The shows we got var­ied in qual­ity and run. We’d get try- outs and reper­tory shows and drama-school show­cases. We’d have ac­tors on the slide and stars in the mak­ing, one-hit won­ders and en­er­getic en­sem­bles, crude comics and fam­ily-friendly en­ter­tain­ers such as Cilla Black as Aladdin and Sha Na Na as old rock­ers.

Back in the early ’90s, the pan­tos were the big an­nual fix­ture, a tradition of gar­ish en­ter­tain­ment long em­bed­ded in the English psy­che. John Net­tles (just be­fore his role as DCI Tom Barn­aby in Mid­somer Mur­ders) was a sin­is­ter King Rat. Danny La Rue was a won­der­ful Widow Twanky, both sta­ple char­ac­ters in this vaudeville of quips and sight gags and gen­der-bend­ing. But the the­atre’s long run was al­most over when in­vestors stepped in to save it from de­vel­op­ment in the late ’90s.

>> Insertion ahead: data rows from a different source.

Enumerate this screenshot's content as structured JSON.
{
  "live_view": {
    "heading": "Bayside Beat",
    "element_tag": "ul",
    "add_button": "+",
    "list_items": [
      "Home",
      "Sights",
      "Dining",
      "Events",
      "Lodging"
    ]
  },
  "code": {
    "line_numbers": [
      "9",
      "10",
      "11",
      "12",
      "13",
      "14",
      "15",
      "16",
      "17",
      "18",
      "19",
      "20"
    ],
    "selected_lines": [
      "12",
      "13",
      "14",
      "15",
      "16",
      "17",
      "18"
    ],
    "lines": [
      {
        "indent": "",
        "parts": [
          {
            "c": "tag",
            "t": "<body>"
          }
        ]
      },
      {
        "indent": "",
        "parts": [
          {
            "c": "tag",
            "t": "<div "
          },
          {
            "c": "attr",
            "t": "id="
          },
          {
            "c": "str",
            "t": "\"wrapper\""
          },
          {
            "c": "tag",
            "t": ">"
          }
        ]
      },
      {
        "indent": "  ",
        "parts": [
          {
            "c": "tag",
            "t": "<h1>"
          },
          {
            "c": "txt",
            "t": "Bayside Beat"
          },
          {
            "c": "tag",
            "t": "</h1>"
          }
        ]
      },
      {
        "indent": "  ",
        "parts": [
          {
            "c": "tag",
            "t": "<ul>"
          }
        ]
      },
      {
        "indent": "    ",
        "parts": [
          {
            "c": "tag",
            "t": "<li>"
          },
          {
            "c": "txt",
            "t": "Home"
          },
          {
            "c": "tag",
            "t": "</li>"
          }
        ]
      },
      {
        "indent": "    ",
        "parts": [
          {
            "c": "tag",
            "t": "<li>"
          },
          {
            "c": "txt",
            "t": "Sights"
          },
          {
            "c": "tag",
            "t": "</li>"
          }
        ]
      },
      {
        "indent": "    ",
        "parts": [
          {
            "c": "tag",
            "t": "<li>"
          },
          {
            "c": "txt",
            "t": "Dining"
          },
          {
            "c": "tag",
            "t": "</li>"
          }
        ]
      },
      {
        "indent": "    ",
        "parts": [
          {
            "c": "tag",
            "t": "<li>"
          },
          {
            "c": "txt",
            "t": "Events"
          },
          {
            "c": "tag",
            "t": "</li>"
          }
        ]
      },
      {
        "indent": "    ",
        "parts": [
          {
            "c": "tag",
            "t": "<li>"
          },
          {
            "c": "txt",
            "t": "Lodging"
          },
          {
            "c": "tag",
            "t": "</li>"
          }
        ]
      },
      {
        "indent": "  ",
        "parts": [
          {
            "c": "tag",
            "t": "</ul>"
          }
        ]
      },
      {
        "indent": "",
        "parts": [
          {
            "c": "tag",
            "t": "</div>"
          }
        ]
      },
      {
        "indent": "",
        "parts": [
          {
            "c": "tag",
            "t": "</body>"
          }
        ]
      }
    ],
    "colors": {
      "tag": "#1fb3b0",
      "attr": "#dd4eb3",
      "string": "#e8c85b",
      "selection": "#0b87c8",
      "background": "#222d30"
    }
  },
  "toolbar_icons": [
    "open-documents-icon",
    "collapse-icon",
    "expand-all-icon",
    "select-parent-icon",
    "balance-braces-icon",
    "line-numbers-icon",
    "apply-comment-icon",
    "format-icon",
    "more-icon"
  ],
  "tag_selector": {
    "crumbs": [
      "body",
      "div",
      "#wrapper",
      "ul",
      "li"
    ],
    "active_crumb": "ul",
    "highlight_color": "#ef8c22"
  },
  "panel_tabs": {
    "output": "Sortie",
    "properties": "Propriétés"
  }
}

To­day, its star shines brightly as the home of Lon­don pan­tomime. Last De­cem­ber, I was in Wim­ble­don vis­it­ing old haunts and I popped in to see the re­vamped old girl, won­der­ing whether any of those I had worked and laughed and drank with 20 years ago would still be there. At the box of­fice I asked if Keith was in, and two min­utes later he emerged, same smile, same ‘‘Souf’’ Lon­don cheek, happy to show me around the re­named New Wim­ble­don The­atre. I got to stand on the stage and imag­ined the chat and clam­our of first-night au­di­ences and re­alised that the front row was scar­ily close and that the or­ches­tra pit was quite roomy.

The sea­son was just about to start — a reprise of Dick Whit­ting­ton — and the great­est dame of all was set to star. Dame Edna Ever­age, that is, for­merly of Moonee Ponds, Mel­bourne, was about to ter­rify late­com­ers and those cling­ing on be­hind an iron- lace balustrade in the cheap seats.

Never mind the tennis at Wim­ble­don: the real ac­tion is on this other Broad­way where an­other gen­er­a­tion of happy hol­i­day­ing kids taunt un­sus­pect­ing ush­erettes and cry ‘‘Oh, yes, he is!’’ as the panto vil­lain struts and frets his hour upon the stage.